In 2013 she gave an impromptu speech against same sex marriage while performing at a Club in San Francisco. A lot of the audience walked out, and the club’s management cancelled the rest of her show. Then all the remaining dates on her tour were pulled. A few weeks later Shocked appeared on CNN’s Piers Morgan Live and denied she was homophobic.
She’s never made another album.
Nicky Minaj’s starship came crashing down
Nicky Minaj was one the cover of OUTinPerth back in 2012. Our exclusive interview with Starships singer also ran in QNews, Fuse, the Star Observer and New Zealand’s queer media too.
At the time the singer was riding high on the charts and her hit Starships was giving euphoric joy to LGBTIQA+ audiences.
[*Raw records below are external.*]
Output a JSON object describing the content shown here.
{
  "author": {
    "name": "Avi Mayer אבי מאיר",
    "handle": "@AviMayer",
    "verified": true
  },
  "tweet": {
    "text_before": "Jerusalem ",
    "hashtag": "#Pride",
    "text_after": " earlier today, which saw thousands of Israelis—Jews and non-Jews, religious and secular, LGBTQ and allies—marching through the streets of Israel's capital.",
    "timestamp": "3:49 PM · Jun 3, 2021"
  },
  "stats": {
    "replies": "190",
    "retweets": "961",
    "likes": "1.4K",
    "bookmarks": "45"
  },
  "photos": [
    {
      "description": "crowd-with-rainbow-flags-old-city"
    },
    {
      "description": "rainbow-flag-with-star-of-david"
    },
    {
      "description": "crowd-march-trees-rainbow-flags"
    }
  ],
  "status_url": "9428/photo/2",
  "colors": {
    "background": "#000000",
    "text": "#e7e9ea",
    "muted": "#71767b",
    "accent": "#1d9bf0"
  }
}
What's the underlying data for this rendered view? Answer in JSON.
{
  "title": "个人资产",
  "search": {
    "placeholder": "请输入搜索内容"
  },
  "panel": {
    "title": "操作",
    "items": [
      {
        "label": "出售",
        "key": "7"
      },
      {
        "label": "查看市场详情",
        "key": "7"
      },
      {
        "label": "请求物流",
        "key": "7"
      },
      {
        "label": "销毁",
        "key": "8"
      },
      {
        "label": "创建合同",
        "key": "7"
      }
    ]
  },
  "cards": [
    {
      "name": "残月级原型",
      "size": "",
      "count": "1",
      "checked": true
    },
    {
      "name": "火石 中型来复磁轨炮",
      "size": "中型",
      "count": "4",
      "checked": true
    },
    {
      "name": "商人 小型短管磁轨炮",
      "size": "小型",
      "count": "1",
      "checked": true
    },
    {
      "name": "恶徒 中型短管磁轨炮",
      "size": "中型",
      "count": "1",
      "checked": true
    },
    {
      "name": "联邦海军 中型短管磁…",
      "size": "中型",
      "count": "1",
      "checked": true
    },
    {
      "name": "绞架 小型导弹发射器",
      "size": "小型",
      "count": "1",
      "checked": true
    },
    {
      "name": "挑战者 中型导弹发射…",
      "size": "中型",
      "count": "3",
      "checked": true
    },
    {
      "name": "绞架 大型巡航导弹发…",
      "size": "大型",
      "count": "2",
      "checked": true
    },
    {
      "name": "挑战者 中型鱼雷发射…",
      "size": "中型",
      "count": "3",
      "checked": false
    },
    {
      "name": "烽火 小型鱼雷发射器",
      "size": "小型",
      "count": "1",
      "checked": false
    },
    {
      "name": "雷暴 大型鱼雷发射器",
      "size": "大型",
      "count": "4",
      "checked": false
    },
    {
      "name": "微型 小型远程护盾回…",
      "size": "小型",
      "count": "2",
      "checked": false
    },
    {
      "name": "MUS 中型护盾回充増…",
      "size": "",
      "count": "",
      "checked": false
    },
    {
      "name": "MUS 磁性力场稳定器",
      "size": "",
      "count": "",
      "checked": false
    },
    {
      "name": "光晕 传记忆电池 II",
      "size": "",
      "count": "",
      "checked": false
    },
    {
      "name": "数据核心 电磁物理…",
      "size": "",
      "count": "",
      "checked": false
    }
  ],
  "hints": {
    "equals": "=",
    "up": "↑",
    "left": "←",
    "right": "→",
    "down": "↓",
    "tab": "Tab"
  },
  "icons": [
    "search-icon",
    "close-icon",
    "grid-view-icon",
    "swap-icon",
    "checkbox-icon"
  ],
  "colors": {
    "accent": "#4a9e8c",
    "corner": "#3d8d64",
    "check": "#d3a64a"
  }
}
As Minaj chatted to journalist Nadine Walker she shared her excitement about hearing how Perth’s drag queens were performing tribute shows to her.
In 2019 Minaj pulled out of playing a show in Saudi Arabia saying “I believe it is important for me to make clear my support for the rights of women, the LGBTQ community and freedom of expression.””
Lately though, the singer has pivoted and voiced her support for US president Donald Trump and criticised California Governor Gavin Newsom over his support for transgender youth.
In December 2025 she was interview by Erika Kirk, the widow of conservative activist Charlie Kirk, on stage at a Turning Point USA conference. Minaj spoke about her Christian beliefs and the need for protections for Christian people.